One of the biggest concerns revolving around ever-improving vehicle technologies is the risk of their security being breached and an exploiter causing something bad to happen. After all, our vehicles are now kitted out with computers - they are computers - and whether we're talking about the desktop, mobile, or enterprise, we see computers get breached a lot.
Well, if you've tried to convince yourself that the computers in our vehicles are more bulletproof than those used elsewhere, you're about to have a rude awakening.
Tapping into and controlling the remote vehicle
Over at Wired, a proof-of-concept has been exhibited using a Jeep Cherokee. The writer, driving some 70 MPH in downtown St. Louis, had to battle various vehicular maladies at random. Simply reading the tale is enough to tighten up a little bit:
"Though I hadn’t touched the dashboard, the vents in the Jeep Cherokee started blasting cold air at the maximum setting, chilling the sweat on my back through the in-seat climate control system. Next the radio switched to the local hip hop station and began blaring Skee-lo at full volume. I spun the control knob left and hit the power button, to no avail. Then the windshield wipers turned on, and wiper fluid blurred the glass."
Oy. It's probably obvious that this test wasn't random; the writer was a guinea pig so that he could learn first-hand what could happen. This wasn't sanctioned by Jeep; this is security research with real working code. And that's beyond scary.
During the test, along a highway without a shoulder, the remote hackers pulled a trick that would have stressed almost anyone out: they cut the transmission. This caused the driver to be stuck in traffic, and hold up traffic, which included an impatient 18-wheeler. That's when an experiment like this ceases to be fun.

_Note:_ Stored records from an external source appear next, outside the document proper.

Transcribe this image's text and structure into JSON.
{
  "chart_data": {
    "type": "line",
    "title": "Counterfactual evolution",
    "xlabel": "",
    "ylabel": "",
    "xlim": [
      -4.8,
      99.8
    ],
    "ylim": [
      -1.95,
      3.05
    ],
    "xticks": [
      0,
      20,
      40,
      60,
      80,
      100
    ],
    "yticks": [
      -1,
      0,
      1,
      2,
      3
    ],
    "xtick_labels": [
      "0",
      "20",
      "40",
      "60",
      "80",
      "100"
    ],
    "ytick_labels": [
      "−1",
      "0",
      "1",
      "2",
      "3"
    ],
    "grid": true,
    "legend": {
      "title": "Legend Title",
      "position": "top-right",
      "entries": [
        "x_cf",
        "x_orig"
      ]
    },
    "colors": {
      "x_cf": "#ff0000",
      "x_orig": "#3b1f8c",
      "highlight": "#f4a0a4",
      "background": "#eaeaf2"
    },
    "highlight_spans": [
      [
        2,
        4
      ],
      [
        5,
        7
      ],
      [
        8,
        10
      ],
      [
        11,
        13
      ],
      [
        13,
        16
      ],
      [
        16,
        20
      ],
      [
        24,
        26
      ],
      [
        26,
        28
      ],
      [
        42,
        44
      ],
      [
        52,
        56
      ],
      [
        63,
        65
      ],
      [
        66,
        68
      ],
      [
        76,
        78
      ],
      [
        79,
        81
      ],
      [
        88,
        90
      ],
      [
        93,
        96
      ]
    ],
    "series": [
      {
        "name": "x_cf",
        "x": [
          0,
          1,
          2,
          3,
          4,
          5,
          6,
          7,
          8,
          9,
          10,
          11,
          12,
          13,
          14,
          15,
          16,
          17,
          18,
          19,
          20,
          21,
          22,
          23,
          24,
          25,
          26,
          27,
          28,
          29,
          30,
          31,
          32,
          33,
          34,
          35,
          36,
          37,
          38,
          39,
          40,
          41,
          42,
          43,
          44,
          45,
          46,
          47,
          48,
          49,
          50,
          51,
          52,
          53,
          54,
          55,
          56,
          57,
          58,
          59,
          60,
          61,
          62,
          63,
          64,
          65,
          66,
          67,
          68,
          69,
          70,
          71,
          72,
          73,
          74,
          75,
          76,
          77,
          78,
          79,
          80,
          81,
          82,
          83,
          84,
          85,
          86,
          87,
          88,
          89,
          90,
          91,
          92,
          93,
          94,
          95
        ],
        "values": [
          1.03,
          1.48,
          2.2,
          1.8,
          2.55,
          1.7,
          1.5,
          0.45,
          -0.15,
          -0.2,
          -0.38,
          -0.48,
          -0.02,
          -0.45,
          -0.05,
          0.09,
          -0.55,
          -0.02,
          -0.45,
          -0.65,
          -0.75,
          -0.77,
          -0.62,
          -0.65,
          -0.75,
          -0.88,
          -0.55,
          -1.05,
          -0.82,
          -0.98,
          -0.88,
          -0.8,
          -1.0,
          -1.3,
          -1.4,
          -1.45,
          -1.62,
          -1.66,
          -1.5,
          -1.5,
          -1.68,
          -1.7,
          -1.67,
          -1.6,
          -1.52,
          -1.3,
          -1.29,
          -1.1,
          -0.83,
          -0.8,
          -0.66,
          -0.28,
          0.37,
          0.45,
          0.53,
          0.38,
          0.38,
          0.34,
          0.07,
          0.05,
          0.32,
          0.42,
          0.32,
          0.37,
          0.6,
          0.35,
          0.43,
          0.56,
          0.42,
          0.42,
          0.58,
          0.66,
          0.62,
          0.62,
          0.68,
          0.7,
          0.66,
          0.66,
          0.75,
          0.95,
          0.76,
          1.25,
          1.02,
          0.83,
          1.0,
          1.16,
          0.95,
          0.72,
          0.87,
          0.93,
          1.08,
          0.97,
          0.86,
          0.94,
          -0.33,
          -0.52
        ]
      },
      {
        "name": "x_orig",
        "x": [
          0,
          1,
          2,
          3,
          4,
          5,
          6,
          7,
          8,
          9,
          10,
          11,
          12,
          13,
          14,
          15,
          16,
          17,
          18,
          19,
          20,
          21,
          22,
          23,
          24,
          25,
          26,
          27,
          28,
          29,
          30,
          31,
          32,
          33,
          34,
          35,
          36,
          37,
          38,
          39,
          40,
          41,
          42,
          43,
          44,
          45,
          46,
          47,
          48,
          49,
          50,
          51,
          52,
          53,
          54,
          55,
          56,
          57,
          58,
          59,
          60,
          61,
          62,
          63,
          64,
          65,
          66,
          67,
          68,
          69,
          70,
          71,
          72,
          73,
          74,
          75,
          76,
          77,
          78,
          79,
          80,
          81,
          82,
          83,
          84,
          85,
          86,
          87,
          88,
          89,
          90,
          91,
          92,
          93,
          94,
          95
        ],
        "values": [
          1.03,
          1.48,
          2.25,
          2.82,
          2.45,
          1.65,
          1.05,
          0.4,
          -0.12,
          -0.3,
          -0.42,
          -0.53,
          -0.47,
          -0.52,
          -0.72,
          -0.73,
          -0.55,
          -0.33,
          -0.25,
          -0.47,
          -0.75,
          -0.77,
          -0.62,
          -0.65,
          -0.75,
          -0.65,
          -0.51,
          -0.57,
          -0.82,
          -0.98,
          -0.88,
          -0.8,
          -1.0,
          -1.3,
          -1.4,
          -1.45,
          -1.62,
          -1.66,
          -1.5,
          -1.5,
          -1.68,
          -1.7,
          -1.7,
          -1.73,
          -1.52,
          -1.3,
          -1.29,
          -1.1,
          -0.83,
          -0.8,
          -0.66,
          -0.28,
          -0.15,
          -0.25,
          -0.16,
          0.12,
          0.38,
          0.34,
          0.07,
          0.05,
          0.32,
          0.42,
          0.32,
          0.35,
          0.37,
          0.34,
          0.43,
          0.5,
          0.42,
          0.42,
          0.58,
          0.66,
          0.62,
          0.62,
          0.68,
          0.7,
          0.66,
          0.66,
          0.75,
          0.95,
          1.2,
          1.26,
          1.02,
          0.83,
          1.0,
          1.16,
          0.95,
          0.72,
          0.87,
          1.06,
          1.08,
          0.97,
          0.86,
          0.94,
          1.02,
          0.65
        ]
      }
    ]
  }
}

The test vehicle after its brakes were remotely disabled
The most frightening thing about this series of attacks is that they were entirely done wirelessly. With the proper set of tools and an IP address, someone can literally overtake your vehicle and ultimately cause something a lot worse than cranking your music volume.
The hacker duo is planning to unveil some of their findings at the Black Hat conference in Las Vegas next month. There are already regulations being worked on to help improve vehicle security, but it's admittedly disappointing that this kind of exploitation is possible right now with a vehicle that's already on the market.
Maybe there's some value in sticking with an older vehicle?